I'm happy with our turnover in sales. We have a growth of 5% visavislast year. And I think this is a sign of good demand. We do have strong demand basically across the board. I'm not so happy with the result.
EBITDA of 16%, nine 23,000,000. As you know, we've pre announced our results previously. We've had problems with quality and we've also had start up problems with the small mill, Rokammer. And this has been unfortunately a recurrent theme when it comes to start up issues. So I think this is something that we are dealing with.
We know what to do and we are definitely on the right track. We've taken measures to contain quality issues. We've strengthened our quality processes. And we know exactly what the problem has been in Rokammer. And Rokammer is now up and running.
So we view these extra costs as temporary, but nevertheless, they hit us during quarter 1. You have a distribution of sales also, of course, on this slide and the bigger business areas are packaging paper and consumer board 38% 17% corrugated solutions. And if you wonder what other is, it's a combination of Scandinavian Fiber Logistics, wood sales and some other smaller subsidiaries of ours. Key highlights. Well, first of all, we're growing again.

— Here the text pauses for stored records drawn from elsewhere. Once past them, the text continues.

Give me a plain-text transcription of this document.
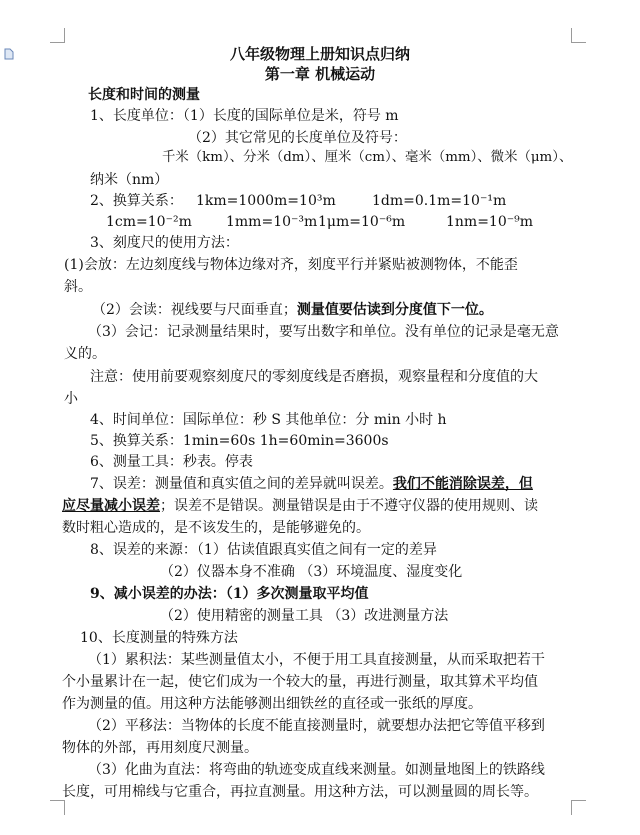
八年级物理上册知识点归纳
第一章 机械运动
长度和时间的测量
1、长度单位：（1）长度的国际单位是米，符号 m
（2）其它常见的长度单位及符号：
千米（km）、分米（dm）、厘米（cm）、毫米（mm）、微米（μm）、
纳米（nm）
2、换算关系： 1km=1000m=10³m	1dm=0.1m=10⁻¹m
1cm=10⁻²m	1mm=10⁻³m 1μm=10⁻⁶m	1nm=10⁻⁹m
3、刻度尺的使用方法：
(1)会放：左边刻度线与物体边缘对齐，刻度平行并紧贴被测物体，不能歪
斜。
（2）会读：视线要与尺面垂直；测量值要估读到分度值下一位。
（3）会记：记录测量结果时，要写出数字和单位。没有单位的记录是毫无意
义的。
注意：使用前要观察刻度尺的零刻度线是否磨损，观察量程和分度值的大
小
4、时间单位：国际单位：秒 S 其他单位：分 min 小时 h
5、换算关系：1min=60s 1h=60min=3600s
6、测量工具：秒表。停表
7、误差：测量值和真实值之间的差异就叫误差。我们不能消除误差，但
应尽量减小误差；误差不是错误。测量错误是由于不遵守仪器的使用规则、读
数时粗心造成的，是不该发生的，是能够避免的。
8、误差的来源：（1）估读值跟真实值之间有一定的差异
（2）仪器本身不准确 （3）环境温度、湿度变化
9、减小误差的办法：（1）多次测量取平均值
（2）使用精密的测量工具 （3）改进测量方法
10、长度测量的特殊方法
（1）累积法：某些测量值太小，不便于用工具直接测量，从而采取把若干
个小量累计在一起，使它们成为一个较大的量，再进行测量，取其算术平均值
作为测量的值。用这种方法能够测出细铁丝的直径或一张纸的厚度。
（2）平移法：当物体的长度不能直接测量时，就要想办法把它等值平移到
物体的外部，再用刻度尺测量。
（3）化曲为直法：将弯曲的轨迹变成直线来测量。如测量地图上的铁路线
长度，可用棉线与它重合，再拉直测量。用这种方法，可以测量圆的周长等。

That's really a piece of good news. I think this is what we've been waiting for. We have been constrained in terms of capacity. In 2016, we did not achieve the growth that we were looking for. We're back on track again in quarter 1 and the production is also back on track.
We actually have all time high production levels and also all time high sales levels. So again, that's good news. Again, back to the not so good news, the one off costs that I just mentioned of SEK 80,000,000. I think this could be viewed as temporary costs. And of course, when we start up a mill, it is we started up once after rebuild.
We don't start it up twice after rebuild, just once. And now Rokkammer, as I mentioned, is back on track. And the costs associated that actually happened and that we had to take in association with what happened in Rokkammer was that the mill completely stopped because of breakdown of some key components. And the cost was that we had to supply Fruvi with external pulp because Rokkammer supplies Fruvi with CTMP pulp. And that's the background for that cost.
And also when it comes to the quality, we have contained material and which has not been sold and we've taken all the cost and we've blocked all the material and that's where the cost arise for the blockage of all this material. And I should mention also that our investments in Gjovern and Graeblak is well underway. It's well on track and I see no major issues around these projects right now. And of course, given the issues that we've had with production problems over the last few quarters, one may question, can we produce at all? Well, yes, we can.
And we have an annual compounded growth of 3% over the last 3 years as you can see by this slide. And we're right now at all time high levels and see no reason that this cannot continue. And so production is actually doing well in spite of the temporary issues that we've had from time one time to the other. The lessons learned, I would say, is that we need to be more cautious when it comes to pre projects and in terms of preparations for start ups. And I think over the last couple of years and the rebuilds that we've done, we may not have taken necessary measures after the fact that's obvious.
So going forward, we will be more stringent when it comes to planning for and taking measures for our start ups. Financially, sales volumes up to 722,000 tons and that's record volumes. And I think this is especially good news. And again, it indicates a strong market. And it also indicates that when we are capacity constrained, we cannot sell now.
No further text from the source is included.